One feature that reduction proofs all have in common is that in the reduction step we have to map the original inputs for one problem into inputs for an intermediate machine. We can abstract this process somewhat by writing out the generic outline for a reduction from one language A to another language B:

On input x, where is a potential member of A:

1. Compute f(x)
2. Run the decider for B on f(x)
3. If B accepts f(x), we conclude that x must have been in A, so we stop and accept.
4. If B rejects f(x), we conclude that x must not have been in A, so we stop and reject.

The function f that we have introduced here abstracts away the process of mapping A to B.

To make all of this work, and to give us a new framework for doing reductions, we introduce two important definitions.

Definition A function f(x) is a computable function if there exists some Turing machine, which, when started with x on its tape, stops running with f(x) written on its tape.

Definition A language A is mapping reducible to a language B (written A ≤_m B) if there exists some computable function f such that x ∈ A if and only if f(x) ∈ B.

The following two key theorems show the usefulness of this new framework.

Theorem If A ≤_m B and B is decidable, then A is decidable.

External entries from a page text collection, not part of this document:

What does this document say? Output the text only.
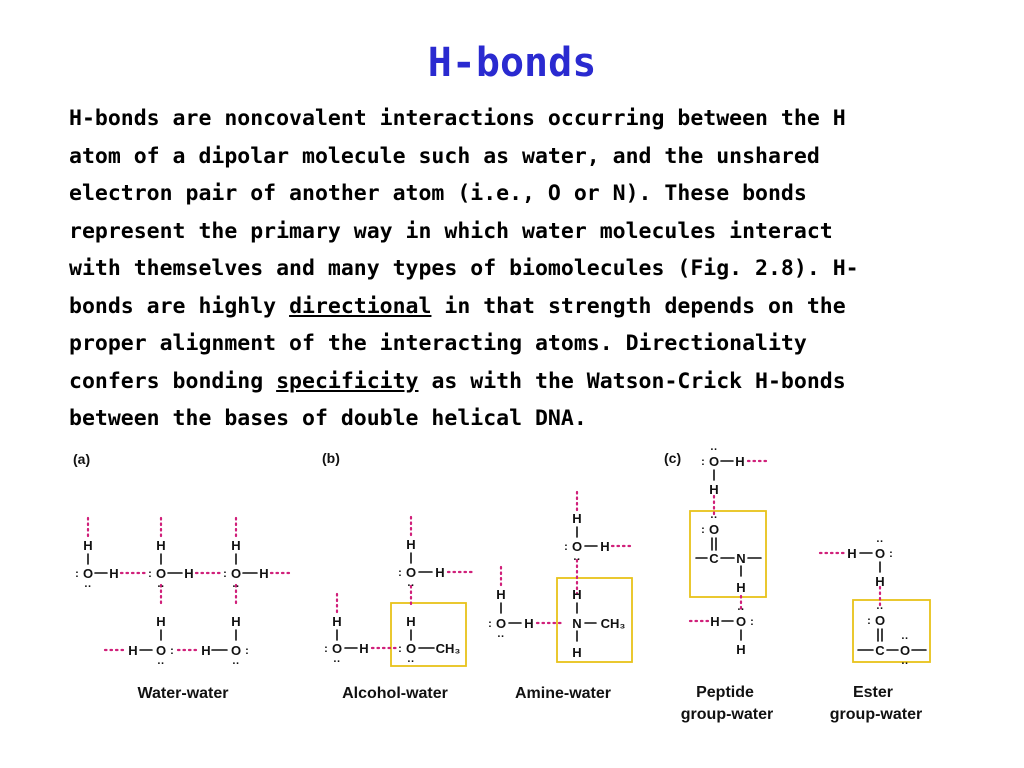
H-bonds
H-bonds are noncovalent interactions occurring between the H
atom of a dipolar molecule such as water, and the unshared
electron pair of another atom (i.e., O or N). These bonds
represent the primary way in which water molecules interact
with themselves and many types of biomolecules (Fig. 2.8). H-
bonds are highly directional in that strength depends on the
proper alignment of the interacting atoms. Directionality
confers bonding specificity as with the Watson-Crick H-bonds
between the bases of double helical DNA.
(a)	(b)	(c)
H	H	H
O H	O H	O H
H	H
H O	H O
:
··
:
··
:
··
:
··
:
··
H
O H
H
O CH₃
H
O H
:
··
:
··
:
··
H
O H
H
N CH₃
H
H
O H
:
··
:
··
O H
H
O
C N
H
H O
H
··
:
··
:
:
··
H O
H
O
C O
:
··
:
··
··
··
Water-water	Alcohol-water	Amine-water	Peptide
group-water
Ester
group-water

Proof Here is a decider for A:

On input x, where is a potential member of A:

1. Compute f(x)
2. Run the decider for B on f(x)
3. Since A ≤_m B, we have that f(x) ∈ B if and only if x ∈ A. If the decider for B accepted f(x), it means that f(x) ∈ B, and thus x ∈ A. We stop and accept.
4. Likewise, if the decider for B rejects f(x) it means that f(x) is not in B and thus x is not in A. We stop and reject.

Theorem If A ≤_m B and A is undecidable, then B is undecidable.

Proof We assume, by way of contradiction, that B is decidable. The proof of the last theorem then allows us to conclude that A must be decidable. This is a contradiction, so B must have been undecidable all along.

An example

As an example of the application of some of these ideas I will solve problem 20 from the end of chapter five.

This problem says "Prove that there exists an undecidable subset of {1}^*."

Not surprisingly, we can prove this via a mapping reduction from A_TM. All we have to do is to figure out how to map members of A_TM to members of {1}^*. The trick in this case is a common trick in the theory of computation, an encoding trick. Members of A_TM take the form <M>,w. These are strings in some alphabet that encode the structure of the machine M and the input string w. As computer scientists, we know that all strings can be written as sequences of bits in some character encoding scheme. We also know that sequences of bits can be interpreted as integers in binary notation. The final trick is to take the associated integer and recode it in an alternative notation, unary notation. In unary notation the integer n is represented as a sequence of n 1s.

In summary:

<M>, w ⇒ string of characters ⇒ bit sequence ⇒ integer in binary ⇒ integer in unary

Here now is the mapping f that we will use for our reduction.

On input x:

1. Recode x in binary.
2. Interpret the binary sequence as an integer, n.
3. Recode n in unary and finish with that recoding written on the tape.

Our undecidable subset of {1}^* is the image of A_TM under the mapping f.